The progressive Democrat from Massachusetts, who has positioned herself as a consumer protection advocate and trenchant critic of the US banking system, told CBS’s Face the Nation that she did not have faith in the San Francisco Federal Reserve president, Mary Daly, or the Fed chairman, Jerome Powell.

“We need accountability for our regulators who clearly fell down on the job,” Warren said, adding that it “starts with” Powell, who she said “was a dangerous man to have in this position”.

“Remember the Federal Reserve Bank and Jerome Powell are ultimately responsible for the oversight and supervision of these banks. And they have made clear that they think their job is to lighten regulations on these banks. We’ve now seen the consequences,” Warren added.

Asked if she had “faith” in Daly, under whose jurisdiction SVB fell, Warren said flatly: “No, I do not.”

In the wake of the collapse of Silicon Valley and Signature banks, the one-time presidential candidate has in recent days launched a broad offensive on politicians on both the left and the right who supported Trump-era deregulation of smaller US banks.

Warren sent a letter to the inspectors general of the US treasury department, the Federal Deposit Insurance Corp (FDIC) and the Federal Reserve, urging regulators to examine the recent management and oversight of the banks which collapsed earlier this month.

Last week, Warren unveiled legislation that would repeal that law and raise “stress tests” on “too big to fail” banks from $50bn to $250bn. On Sunday, Warren also argued for raising federal guarantees on consumers deposits above the current $250,000.

“Is it $2m? Is it $5m? Is it $10m? Small businesses need to be able to count on getting their money to make payroll, to pay the utility bills,” Warren said. “These are not folks who can investigate the safety and soundness of their individual banks. That’s the job the regulators are supposed to do.”

Warren broadened out her criticism on NBC’s Meet the Press, calling for a stop to interest rates rises when central bankers meet next week and claiming that Powell was pushed by Congress to support deregulation in 2018.

“Look, my views on Jay Powell are well-known at this point. He has had two jobs. One is to deal with monetary policy. One is to deal with regulation. He has failed at both,” she said.

US prosecutors are investigating the SVB collapse, a source familiar with the matter told Reuters last week, after the $212bn bank collapsed when depositors rushed to withdraw their money.

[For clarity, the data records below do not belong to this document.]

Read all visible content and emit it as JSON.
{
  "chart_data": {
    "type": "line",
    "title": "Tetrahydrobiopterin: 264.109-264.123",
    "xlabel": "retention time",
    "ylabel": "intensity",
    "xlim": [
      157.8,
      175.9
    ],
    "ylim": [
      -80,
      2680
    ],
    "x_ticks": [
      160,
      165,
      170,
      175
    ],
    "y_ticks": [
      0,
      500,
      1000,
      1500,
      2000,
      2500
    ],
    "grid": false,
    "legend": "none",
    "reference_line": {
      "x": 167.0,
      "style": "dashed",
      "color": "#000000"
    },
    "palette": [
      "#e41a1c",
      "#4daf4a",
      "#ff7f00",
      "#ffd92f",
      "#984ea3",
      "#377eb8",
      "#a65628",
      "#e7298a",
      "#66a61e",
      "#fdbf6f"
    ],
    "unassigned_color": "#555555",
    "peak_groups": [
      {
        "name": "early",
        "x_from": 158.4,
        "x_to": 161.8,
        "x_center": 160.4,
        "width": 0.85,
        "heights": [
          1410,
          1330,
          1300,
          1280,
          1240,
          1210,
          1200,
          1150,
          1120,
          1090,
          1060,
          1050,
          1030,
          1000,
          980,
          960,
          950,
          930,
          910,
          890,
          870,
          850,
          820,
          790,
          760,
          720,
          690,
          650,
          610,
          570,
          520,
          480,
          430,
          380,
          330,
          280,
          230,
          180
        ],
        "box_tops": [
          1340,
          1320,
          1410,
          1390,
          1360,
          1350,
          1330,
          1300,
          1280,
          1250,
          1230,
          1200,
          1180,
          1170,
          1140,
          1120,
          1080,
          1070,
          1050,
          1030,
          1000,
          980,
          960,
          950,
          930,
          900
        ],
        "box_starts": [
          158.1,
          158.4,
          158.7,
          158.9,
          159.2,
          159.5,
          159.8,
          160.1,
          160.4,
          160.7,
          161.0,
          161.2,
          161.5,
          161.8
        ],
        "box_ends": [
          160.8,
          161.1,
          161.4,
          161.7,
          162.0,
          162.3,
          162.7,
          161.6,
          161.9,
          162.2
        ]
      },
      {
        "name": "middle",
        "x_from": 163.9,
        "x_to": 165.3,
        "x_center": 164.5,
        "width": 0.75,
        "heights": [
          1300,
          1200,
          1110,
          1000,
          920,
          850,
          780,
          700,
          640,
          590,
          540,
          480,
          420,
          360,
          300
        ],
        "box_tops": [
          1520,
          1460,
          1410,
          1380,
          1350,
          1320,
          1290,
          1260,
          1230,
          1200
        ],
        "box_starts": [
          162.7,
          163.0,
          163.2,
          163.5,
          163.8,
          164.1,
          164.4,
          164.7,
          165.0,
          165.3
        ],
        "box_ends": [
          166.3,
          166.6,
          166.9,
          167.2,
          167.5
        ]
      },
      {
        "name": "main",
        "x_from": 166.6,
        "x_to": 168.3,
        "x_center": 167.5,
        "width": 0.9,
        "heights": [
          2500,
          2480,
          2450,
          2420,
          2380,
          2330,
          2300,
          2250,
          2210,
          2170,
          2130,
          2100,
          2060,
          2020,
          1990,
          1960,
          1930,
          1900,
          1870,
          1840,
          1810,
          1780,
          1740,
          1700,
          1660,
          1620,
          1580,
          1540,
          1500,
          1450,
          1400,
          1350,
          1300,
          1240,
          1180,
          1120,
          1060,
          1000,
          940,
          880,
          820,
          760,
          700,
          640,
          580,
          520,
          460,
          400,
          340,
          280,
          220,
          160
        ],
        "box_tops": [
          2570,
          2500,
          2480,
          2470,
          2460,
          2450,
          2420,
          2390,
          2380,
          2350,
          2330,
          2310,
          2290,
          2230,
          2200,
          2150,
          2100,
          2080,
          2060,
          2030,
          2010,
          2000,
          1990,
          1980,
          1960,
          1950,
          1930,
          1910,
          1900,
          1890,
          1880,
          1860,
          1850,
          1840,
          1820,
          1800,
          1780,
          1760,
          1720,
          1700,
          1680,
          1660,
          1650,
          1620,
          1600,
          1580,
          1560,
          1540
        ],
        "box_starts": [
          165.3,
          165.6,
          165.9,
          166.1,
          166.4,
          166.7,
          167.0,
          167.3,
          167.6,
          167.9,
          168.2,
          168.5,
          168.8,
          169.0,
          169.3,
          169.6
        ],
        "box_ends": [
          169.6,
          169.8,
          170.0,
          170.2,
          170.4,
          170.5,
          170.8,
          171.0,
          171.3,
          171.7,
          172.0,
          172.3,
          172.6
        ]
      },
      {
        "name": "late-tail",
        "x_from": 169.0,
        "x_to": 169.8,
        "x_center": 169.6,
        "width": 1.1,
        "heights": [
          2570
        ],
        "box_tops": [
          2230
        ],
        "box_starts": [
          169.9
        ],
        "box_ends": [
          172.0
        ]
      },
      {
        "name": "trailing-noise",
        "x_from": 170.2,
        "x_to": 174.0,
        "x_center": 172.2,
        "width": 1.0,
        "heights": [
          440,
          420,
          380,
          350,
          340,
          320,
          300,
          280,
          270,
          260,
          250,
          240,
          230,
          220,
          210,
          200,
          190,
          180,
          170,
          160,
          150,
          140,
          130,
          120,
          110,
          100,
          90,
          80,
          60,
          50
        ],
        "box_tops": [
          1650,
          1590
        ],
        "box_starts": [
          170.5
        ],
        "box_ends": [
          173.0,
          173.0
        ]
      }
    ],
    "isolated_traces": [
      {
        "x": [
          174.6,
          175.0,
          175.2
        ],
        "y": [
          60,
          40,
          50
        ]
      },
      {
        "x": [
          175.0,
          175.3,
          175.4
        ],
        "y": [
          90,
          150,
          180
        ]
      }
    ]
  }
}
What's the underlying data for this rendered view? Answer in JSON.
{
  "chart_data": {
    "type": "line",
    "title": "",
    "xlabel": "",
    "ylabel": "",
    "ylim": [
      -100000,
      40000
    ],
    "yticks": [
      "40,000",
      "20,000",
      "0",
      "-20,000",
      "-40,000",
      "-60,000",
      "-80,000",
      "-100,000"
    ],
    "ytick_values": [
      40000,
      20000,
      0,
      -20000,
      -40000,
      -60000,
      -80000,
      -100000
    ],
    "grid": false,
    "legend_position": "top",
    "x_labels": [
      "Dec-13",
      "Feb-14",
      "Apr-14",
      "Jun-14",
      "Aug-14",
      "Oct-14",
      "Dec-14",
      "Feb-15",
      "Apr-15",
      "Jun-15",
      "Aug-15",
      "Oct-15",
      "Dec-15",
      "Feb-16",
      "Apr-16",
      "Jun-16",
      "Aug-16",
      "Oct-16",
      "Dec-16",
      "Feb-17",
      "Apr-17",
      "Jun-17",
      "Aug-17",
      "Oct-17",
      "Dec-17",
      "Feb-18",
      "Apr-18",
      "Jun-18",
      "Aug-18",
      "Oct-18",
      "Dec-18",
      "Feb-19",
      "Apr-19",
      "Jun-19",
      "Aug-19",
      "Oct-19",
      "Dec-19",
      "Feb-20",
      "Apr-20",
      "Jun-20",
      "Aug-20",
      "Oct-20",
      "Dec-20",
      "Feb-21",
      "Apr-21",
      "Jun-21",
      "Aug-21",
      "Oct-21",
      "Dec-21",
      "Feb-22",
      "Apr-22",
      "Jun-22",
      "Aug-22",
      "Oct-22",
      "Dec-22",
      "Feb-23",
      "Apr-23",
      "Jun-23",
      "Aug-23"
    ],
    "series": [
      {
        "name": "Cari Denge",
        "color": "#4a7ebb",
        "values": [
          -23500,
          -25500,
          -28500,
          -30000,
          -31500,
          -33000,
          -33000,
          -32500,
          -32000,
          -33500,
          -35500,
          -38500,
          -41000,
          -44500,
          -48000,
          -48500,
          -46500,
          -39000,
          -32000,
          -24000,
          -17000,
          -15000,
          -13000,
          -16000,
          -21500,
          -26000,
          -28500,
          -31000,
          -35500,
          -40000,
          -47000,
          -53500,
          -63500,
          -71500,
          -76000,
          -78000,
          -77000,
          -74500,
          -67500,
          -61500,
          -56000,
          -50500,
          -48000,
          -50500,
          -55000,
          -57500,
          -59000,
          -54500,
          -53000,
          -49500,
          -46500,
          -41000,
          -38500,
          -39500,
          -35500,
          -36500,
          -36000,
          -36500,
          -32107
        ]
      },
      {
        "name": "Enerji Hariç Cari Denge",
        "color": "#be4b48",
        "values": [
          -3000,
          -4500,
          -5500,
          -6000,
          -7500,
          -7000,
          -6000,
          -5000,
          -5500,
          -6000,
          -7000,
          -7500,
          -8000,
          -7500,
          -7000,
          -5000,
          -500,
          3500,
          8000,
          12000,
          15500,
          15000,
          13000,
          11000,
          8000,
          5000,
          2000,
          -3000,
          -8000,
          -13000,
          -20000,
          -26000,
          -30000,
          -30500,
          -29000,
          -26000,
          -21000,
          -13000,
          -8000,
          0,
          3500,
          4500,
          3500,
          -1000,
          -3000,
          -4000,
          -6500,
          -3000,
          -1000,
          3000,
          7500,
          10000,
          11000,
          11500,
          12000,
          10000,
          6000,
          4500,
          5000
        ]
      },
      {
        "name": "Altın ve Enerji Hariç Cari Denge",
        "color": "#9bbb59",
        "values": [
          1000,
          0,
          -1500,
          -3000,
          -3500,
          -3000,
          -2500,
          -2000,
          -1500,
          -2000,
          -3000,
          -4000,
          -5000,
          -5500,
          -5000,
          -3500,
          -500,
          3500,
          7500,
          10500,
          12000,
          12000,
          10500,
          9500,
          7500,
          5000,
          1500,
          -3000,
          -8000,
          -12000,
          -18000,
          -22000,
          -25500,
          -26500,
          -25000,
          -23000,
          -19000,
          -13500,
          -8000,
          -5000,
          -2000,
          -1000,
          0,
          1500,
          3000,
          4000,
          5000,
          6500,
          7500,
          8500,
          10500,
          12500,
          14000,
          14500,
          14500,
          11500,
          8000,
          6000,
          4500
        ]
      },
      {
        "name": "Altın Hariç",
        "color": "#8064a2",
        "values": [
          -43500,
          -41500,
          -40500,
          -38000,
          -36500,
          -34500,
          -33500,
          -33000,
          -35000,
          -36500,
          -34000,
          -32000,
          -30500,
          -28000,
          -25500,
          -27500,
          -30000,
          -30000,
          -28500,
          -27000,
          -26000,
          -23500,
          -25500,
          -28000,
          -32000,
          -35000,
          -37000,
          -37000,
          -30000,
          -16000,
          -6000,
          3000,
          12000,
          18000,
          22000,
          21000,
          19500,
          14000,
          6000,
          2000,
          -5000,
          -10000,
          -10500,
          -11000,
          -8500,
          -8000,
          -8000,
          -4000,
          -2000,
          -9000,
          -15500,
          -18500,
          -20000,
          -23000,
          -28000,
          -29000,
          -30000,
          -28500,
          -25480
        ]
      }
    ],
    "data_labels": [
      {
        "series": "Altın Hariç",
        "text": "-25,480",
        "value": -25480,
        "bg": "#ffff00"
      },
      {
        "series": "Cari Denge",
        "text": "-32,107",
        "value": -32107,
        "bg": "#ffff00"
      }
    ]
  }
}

A blame-game erupted, with some arguing that the bank’s apparent lack of adequate risk management, combined with deregulation and a sharp interest rate rises, had created an accident waiting to happen.

US banks have since lost around half a trillion dollars in value. On Friday, President Joe Biden promised that bank customers deposits are safe and the crisis had calmed down.

In Warren’s letter published Sunday, the senator also called for executives of the failed banks to be held to account.

“The bank’s executives, who took unnecessary risks or failed to hedge against entirely foreseeable threats, must be held accountable for these failures,” Warren said. “But this mismanagement was allowed to occur because of a series of failures by lawmakers and regulators.”